Екатерина Лесина – Охота на охотника (страница 61)
Она не хотела идти, но тело ее само… кричать попыталась, а не смогла.
– Вот что настоящий дар, а не твои эти… пропаданки, – сказал Мишанька, выбирая грибы из разломанного пирожка. – Хочешь жить? Вижу, хочешь. А еще, наверное, хочешь, чтобы братики твои жили… младшенький особенно. Маменька его любит. Огорчится, если вдруг в колодец упадет. Или в лес сбежит. Или еще куда… мало ли какая напасть приключиться может, правда?
Она только и смогла, что заплакать.
Ей было тринадцать.
А Мишанька фыркнул и сказал:
– Я тебя отпущу, если ты сейчас поклянешься служить мне верой и правдой. Поклянешься ведь?

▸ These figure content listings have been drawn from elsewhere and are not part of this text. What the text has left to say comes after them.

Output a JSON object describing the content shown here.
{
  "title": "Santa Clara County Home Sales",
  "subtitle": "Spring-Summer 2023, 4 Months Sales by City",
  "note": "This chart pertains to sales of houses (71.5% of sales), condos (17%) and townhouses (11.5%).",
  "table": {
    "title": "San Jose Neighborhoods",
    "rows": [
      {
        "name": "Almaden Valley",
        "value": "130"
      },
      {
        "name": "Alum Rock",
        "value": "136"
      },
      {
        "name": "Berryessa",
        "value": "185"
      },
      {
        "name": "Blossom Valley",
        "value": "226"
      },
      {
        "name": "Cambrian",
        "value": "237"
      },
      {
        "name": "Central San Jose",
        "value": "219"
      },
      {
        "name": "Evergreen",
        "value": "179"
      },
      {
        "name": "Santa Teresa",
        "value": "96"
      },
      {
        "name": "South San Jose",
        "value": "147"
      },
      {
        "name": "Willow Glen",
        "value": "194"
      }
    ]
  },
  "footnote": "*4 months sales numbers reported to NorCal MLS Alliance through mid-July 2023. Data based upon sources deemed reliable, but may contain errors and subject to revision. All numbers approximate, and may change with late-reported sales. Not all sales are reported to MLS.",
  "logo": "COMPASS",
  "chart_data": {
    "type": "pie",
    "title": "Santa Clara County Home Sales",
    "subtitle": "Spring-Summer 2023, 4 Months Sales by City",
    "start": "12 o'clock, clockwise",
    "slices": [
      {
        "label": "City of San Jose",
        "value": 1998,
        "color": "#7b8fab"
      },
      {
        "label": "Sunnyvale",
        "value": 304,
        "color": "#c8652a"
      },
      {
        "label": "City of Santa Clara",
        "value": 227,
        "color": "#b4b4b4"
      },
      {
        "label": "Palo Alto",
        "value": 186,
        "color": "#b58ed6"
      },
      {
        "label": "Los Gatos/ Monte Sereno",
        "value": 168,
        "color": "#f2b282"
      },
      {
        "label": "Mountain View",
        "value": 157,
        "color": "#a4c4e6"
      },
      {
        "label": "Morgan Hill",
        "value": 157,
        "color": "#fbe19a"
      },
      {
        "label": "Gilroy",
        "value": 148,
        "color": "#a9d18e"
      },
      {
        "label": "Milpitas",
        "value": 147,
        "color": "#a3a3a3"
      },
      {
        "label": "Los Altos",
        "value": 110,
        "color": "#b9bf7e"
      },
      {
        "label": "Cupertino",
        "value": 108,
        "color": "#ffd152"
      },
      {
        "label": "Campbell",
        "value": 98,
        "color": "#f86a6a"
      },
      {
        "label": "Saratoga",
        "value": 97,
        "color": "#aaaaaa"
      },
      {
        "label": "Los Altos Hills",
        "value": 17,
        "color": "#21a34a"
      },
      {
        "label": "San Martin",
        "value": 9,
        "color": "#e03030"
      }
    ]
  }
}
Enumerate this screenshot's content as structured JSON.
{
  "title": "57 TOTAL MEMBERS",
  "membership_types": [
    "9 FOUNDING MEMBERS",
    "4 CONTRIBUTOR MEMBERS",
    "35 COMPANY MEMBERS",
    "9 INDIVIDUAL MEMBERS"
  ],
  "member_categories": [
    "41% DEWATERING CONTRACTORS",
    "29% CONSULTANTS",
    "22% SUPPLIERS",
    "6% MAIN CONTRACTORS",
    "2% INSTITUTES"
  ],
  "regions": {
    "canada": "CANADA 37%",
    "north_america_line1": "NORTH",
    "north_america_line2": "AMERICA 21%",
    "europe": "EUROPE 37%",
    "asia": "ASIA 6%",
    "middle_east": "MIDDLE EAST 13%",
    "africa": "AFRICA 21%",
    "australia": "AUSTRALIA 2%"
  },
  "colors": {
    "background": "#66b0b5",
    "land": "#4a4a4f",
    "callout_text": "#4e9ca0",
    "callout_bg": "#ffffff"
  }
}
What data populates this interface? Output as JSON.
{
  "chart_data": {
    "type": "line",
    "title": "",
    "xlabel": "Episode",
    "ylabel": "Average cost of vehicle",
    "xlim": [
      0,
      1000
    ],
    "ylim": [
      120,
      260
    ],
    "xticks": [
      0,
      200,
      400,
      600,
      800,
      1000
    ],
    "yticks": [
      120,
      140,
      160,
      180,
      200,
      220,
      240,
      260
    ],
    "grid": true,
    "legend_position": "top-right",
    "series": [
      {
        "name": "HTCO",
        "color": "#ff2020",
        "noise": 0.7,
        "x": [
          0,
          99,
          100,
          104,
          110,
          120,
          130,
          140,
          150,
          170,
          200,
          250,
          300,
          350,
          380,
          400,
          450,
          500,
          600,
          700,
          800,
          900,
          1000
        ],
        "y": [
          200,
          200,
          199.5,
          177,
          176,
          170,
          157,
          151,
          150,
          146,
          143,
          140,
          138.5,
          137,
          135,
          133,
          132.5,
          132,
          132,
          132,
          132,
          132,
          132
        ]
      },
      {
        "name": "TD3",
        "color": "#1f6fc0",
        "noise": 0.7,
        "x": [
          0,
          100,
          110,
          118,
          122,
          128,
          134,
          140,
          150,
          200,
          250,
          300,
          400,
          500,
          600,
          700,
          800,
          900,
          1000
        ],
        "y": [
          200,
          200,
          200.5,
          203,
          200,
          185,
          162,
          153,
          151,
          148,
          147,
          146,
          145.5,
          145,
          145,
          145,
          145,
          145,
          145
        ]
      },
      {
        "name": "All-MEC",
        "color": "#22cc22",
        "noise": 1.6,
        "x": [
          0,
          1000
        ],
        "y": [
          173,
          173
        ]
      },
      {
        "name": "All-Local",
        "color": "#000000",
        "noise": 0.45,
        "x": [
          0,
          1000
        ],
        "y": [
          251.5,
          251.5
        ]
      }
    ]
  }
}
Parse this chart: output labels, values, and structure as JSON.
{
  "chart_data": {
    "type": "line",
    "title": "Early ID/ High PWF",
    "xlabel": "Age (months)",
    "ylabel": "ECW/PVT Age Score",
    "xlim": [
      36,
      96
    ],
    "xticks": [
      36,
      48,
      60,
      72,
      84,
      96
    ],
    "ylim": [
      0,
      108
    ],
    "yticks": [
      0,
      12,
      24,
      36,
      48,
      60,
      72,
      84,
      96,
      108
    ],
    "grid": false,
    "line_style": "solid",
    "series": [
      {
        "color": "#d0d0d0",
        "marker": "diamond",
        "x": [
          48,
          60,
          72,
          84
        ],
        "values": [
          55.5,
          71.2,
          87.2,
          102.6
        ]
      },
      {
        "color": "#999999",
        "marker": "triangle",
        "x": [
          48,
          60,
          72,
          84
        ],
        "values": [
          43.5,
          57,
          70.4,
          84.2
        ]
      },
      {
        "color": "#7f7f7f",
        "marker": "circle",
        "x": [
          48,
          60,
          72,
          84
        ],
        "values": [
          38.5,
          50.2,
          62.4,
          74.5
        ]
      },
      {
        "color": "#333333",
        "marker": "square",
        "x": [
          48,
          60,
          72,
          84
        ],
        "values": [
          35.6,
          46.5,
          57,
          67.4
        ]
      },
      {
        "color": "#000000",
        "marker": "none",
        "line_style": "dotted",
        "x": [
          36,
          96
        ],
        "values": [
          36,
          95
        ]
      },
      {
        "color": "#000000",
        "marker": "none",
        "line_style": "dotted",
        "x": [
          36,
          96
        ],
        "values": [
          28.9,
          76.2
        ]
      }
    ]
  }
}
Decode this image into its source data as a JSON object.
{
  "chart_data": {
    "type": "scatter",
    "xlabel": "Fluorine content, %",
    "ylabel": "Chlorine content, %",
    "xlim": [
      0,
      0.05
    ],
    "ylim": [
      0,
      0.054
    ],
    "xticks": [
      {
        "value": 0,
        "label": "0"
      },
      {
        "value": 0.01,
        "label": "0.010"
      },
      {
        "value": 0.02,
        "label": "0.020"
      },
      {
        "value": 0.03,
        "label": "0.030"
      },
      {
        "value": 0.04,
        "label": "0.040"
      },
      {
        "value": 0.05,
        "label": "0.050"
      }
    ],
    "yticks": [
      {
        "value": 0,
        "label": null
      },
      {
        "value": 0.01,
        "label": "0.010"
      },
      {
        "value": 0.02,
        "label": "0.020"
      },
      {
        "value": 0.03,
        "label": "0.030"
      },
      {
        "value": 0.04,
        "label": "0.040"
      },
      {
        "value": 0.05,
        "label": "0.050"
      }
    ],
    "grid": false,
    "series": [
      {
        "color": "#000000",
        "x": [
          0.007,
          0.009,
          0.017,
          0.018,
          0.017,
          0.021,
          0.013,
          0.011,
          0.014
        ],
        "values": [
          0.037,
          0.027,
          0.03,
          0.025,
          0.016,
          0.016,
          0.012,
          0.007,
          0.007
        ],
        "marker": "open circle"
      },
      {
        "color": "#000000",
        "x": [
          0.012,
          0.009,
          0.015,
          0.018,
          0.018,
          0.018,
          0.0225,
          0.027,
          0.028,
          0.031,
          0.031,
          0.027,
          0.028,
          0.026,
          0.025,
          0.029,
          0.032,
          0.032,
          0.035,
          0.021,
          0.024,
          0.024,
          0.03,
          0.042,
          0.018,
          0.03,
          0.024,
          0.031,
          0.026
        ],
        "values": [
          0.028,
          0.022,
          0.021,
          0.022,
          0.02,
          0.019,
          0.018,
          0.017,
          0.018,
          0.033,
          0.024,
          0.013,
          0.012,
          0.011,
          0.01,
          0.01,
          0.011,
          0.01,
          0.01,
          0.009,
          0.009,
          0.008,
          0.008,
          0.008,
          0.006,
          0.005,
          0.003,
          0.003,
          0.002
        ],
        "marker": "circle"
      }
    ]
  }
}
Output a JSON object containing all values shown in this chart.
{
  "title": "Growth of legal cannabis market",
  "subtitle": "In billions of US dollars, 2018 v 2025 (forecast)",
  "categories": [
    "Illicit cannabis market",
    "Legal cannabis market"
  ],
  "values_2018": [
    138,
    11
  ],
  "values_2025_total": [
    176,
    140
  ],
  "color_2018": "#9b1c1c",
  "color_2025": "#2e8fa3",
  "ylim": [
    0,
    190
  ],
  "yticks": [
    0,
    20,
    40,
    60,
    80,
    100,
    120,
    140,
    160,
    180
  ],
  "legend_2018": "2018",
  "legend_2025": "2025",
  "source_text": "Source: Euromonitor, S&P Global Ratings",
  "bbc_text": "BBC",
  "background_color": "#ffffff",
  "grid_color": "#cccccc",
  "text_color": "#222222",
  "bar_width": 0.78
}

Что ей оставалось делать? Клятву она принесла тут же, у пруда, пролив кровь, которую Мишанька подобрал белым камушком. Сказал еще:
– Не подумай, я и без тебя обойтись могу. Просто так… интересней.
– Зачем?
Он пожал плечами и все ж ответил.
Тогда-то Дарья и узнала, что тетка родилась от внебрачной связи. И про Смуту. То есть про Смуту Дарья и без того знала, чай, не так уж давно эта Смута и отгремела, чтоб люди ее позабыли.
– Понимаешь, матушка моя, конечно, изрядная дура, если под проклятье подставилась, но благо тетка оказалась умнее, хотя и не сказать чтоб намного, – он позволил Дарье вылезти из воды, платье отдал и половину пирожка протянул.
Тогда еще ей подумалось, что не такой уж он плохой человек.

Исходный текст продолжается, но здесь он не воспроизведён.